Tomorrow, I’ll be in another country but I don’t know which.
I’m folding tee-shirts. This orange one is awkward, so I roll it. The sleeves hang out of the end like a sloppily rolled cigarette. It was sloppy when I wore it to work. And it always came home even dirtier, covered in other people’s trash. For a while, being that dirty felt good.
On the end of the bed are my passport, a new toothbrush, floss, and mouthwash. I intend to take better care of my teeth in whatever country is next.
My black sweater next, the one that my father gave me. I turn down the arms and try the three way fold. He won’t understand this. He’ll say that I had a good life here and won’t see the reason to leave everything. He’s got a good life where he is. Despite my best efforts, my good life is similar to his. That’s part of why I’m going.
The sweater fits nicely towards the edge of my solitary pack. I press it in and cross my room to my dresser and pull out my pants drawer. I pick out a pair of jeans and fold them before throwing them on the bed. Now for a tough decision. I don’t know what type of pants besides jeans I’ll need. Will I want my grey cords I got for Christmas, virtually unworn and still in pretty good shape? Perhaps my brown cords from the Christmas before that, with the material worn off on patches of the leg. I go with the brown, fold and throw them on the bed too. Alright, two pairs of jeans, a swimsuit, and the cords. Moving on.
Everything that doesn’t come with me is going to go to Goodwill. I’m not leaving anything behind. No nest, no boxes to pick up upon my return, no sentimental goodies to look back on.
The brown cords are comfortable and represent a time when my life was too comfortable.
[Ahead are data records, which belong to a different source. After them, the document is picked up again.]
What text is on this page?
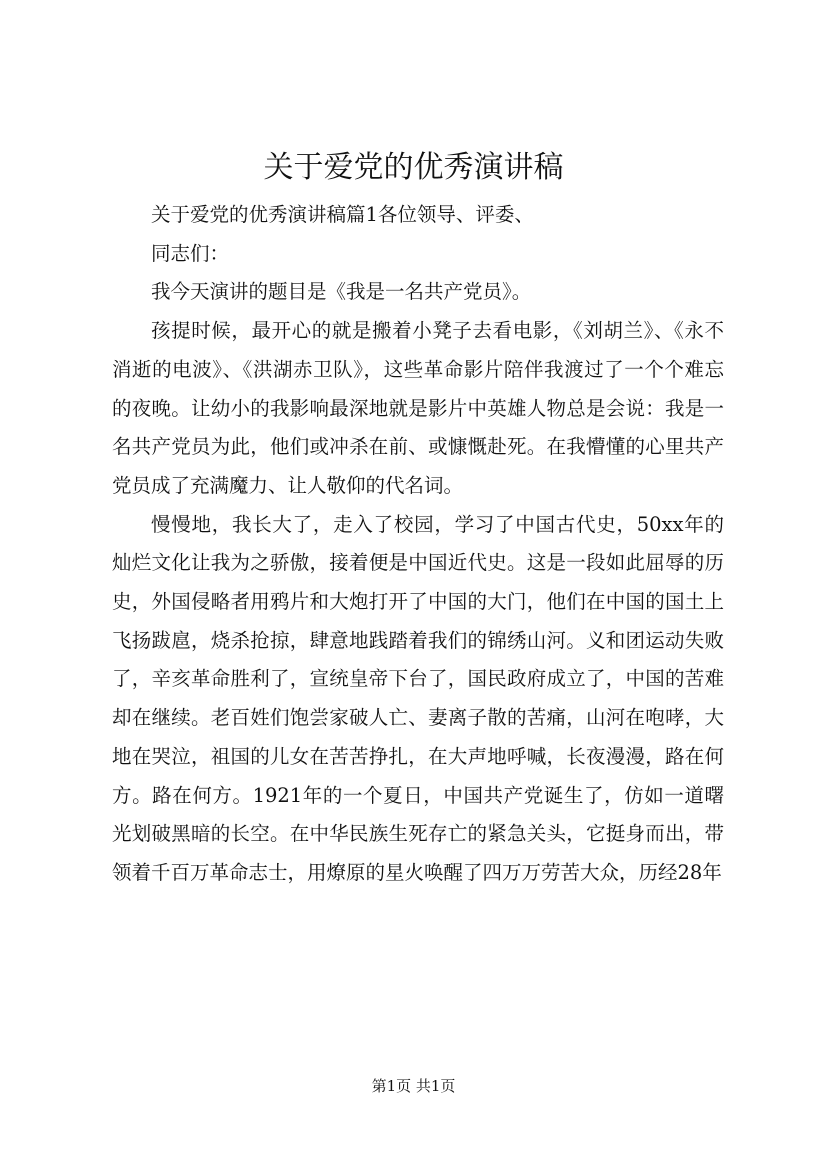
关于爱党的优秀演讲稿

关于爱党的优秀演讲稿篇1各位领导、评委、

同志们：

我今天演讲的题目是《我是一名共产党员》。

孩提时候，最开心的就是搬着小凳子去看电影，《刘胡兰》、《永不消逝的电波》、《洪湖赤卫队》，这些革命影片陪伴我渡过了一个个难忘的夜晚。让幼小的我影响最深地就是影片中英雄人物总是会说：我是一名共产党员为此，他们或冲杀在前、或慷慨赴死。在我懵懂的心里共产党员成了充满魔力、让人敬仰的代名词。

慢慢地，我长大了，走入了校园，学习了中国古代史，50xx年的灿烂文化让我为之骄傲，接着便是中国近代史。这是一段如此屈辱的历史，外国侵略者用鸦片和大炮打开了中国的大门，他们在中国的国土上飞扬跋扈，烧杀抢掠，肆意地践踏着我们的锦绣山河。义和团运动失败了，辛亥革命胜利了，宣统皇帝下台了，国民政府成立了，中国的苦难却在继续。老百姓们饱尝家破人亡、妻离子散的苦痛，山河在咆哮，大地在哭泣，祖国的儿女在苦苦挣扎，在大声地呼喊，长夜漫漫，路在何方。路在何方。1921年的一个夏日，中国共产党诞生了，仿如一道曙光划破黑暗的长空。在中华民族生死存亡的紧急关头，它挺身而出，带领着千百万革命志士，用燎原的星火唤醒了四万万劳苦大众，历经28年

第1页 共1页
This made everything uncomfortable. I’m too young to be comfortable and far too young to be bored.
I rotate and my eyes pan the bare walls of my room. I accidentally kick a box with old love poems, scrapbooks and a scarf. This box is going in the trash.
I kick a different box and it slides to the corner of the room. A National Geographic falls out of it. It opens to photos of gazelles being chased by lions in the wild. A lion catches a gazelle and brings it down by its neck. You don’t wake up any differently on the last day of your life. You just wake up.
I grab a hat that my brother gave me. A nice wool cap with a brim and pint of Guinness on the front. Maybe I’ll go to Ireland. No, I’ve been there. This isn’t about revisiting.
My brother would understand this trip. He’s young. He’s hungry. He’s one of the lions. He doesn’t wake up fearing death because everyday he’s unconsciously hunting something. When he finds it, he’ll stop hunting and become a gazelle — at least for awhile. Nobody tells you that when you’re a lion and if they do you just laugh. The hunt is all you know.
I’m changing my mind. I’m going to bring one photo. I’m going to bring this picture of my grandparents. It’s black and white and they aren’t smiling. They’re both dead now. It will serve as a reminder.
I wrap the picture in another tee-shirt. This one’s from college. It says “Hanky’s Heroes” in Blade Runner font and centered is an image of feces wearing a Santa Claus hat. It’s falling apart, but I won’t mind losing it and although I never thought it was funny, people always laugh when they see it. People know Mr. Hanky all over the world.
The wall to my left is lined with boxes of clothes I haven’t worn in years as well as clothes I wore yesterday. If they’re not in this pack then I’ll never see them again. The wall to my right is lined with boxes of books, movies, CDs, and all my photographs. I’ll never see them again. I’m going to buy a book at the first city I land in and then give it away or trade it to another backpacker.
I don’t plan to be gone forever. I haven’t even committed to that. My mother would be devastated to know that I threw out all these things. She’s a pack rat. I got it from her. She lives in the town in which she grew up.
Now for the last thing. I put all my dental hygiene tools in my bag on top and pull out my buzzer. I’m not bringing this hair either. All the hair I grow will be born on the run. The mane of a lion.